Eniştem bir süre sonra iyileşti. Taburcu oldu. Büyük oğlu Ahmet Dikmeoğlu Ankara’dan geldi, ailecek diğer halam Mihriye’nin Balıkesir’deki evinde geniş bir aile buluşmasıyla hasret giderildi. Şaziye halam , kızları Gülay ablam ve Saadet ablam da geldiler. En çok sevdiğim halalarımla birlikte olmanın keyfini yaşıyordum. Ertesi günü benim okulum açıldı. Ancak , Balıkesir Lisesine iki gün gidebildim. Eniştem İsmail Dikmeoğlu , ısrarla benim Savaştepe İlköğretmen Okulu’na Nehari (gündüzlü) öğrenci olarak okumam konusunda babama baskı yapıyordu. “Fatma Zehra benim yanımda okuyacak.” Saadet ablam gündüzlü sınavların pazartesi günü yapılacağını söyleyince , babam tamam dedi. Gündüzlü sınavlarını kazandım. Savaştepe Kuvayı Milliye milislerinden eniştem İsmail Dikmeoğlu ve eşi Nazife halamın yanında okula başladım.

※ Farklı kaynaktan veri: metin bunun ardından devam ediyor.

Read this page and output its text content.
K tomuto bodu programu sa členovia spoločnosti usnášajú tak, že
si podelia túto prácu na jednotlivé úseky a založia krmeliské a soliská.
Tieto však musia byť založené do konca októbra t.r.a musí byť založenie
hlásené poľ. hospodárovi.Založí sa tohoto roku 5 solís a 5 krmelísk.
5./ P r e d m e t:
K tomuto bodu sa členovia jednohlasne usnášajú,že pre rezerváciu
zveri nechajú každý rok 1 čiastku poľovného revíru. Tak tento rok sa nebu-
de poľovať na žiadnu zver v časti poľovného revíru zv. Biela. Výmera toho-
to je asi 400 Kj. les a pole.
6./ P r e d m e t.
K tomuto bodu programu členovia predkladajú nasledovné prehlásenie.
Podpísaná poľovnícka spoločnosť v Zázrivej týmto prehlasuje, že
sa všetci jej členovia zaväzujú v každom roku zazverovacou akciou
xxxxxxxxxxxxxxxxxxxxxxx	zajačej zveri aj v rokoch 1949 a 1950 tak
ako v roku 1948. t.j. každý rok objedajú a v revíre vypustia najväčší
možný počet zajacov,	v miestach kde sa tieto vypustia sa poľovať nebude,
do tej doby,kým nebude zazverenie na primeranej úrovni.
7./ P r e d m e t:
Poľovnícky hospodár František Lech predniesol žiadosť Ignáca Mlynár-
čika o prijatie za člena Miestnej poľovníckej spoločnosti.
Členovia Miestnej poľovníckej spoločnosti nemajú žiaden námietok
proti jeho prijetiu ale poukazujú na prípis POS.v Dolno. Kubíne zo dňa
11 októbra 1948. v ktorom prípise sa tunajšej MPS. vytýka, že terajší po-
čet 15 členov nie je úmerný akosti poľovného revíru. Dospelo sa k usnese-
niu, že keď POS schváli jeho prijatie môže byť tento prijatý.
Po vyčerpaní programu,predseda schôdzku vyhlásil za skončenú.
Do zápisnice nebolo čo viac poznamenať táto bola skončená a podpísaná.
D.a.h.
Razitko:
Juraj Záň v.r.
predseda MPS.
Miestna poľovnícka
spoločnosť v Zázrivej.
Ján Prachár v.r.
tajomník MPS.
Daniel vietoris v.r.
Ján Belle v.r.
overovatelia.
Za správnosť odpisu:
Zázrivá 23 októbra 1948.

Eniştem çok konuşmazdı.Tipik bir Savaştepe yerel şivesiyle keyif aldığım bazı sözcükleri söylerken gülümserdim.
-” Enkini vir baken.” Önündekini ver bakalım. En çok sevdiğim sözcükler olmuştu.
Konuştuğu zaman da herkes pür dikkat onu dinlerdi. Ara sıra sorardı ;
– Fatma Zera dersler nasıl baken ?. Bak beni mahcup etme emi.
– Etmem eniştem.
***
Savaştepe eşrafından olan eniştem 1 Temmuz 1898 Savaştepe doğumlu. Ana adı Safiye, baba adı Ahmet.
Baba Ahmet Efendi çocuklarını okutmaya çok meraklıdır. İki erkek kardeş olan eniştem İsmail ve kardeşi Mustafa’yı Balıkesir Rüştiyesi’nde ( Balıkesir Lisesi) okutmaktadır. Okul ailede çok önemlidir. Ağabey olan eniştem İsmail , Kurtuluş Savaşı’nda Bulgurcu Memed Efe’nin kızanlarının arasına katılır. 1919’da işgal edilen bölgelerde Yunan ordusuna huzur vermemek , onları tedirgin etmek için bir araya gelen efelerle birlikte Cinge cephesinde savaşırlar. Cinge daha sonra Cenkyeri adını almıştır. Cenkyeri, Soma ile Bergama arsında bir yer.
Bu arada Mustafa Kemal Paşa kongreleri yapmak , düzenli orduyu kurmak için zaman kazanmaktadır. Eniştemlere ve kuvvacılara haber gönderir.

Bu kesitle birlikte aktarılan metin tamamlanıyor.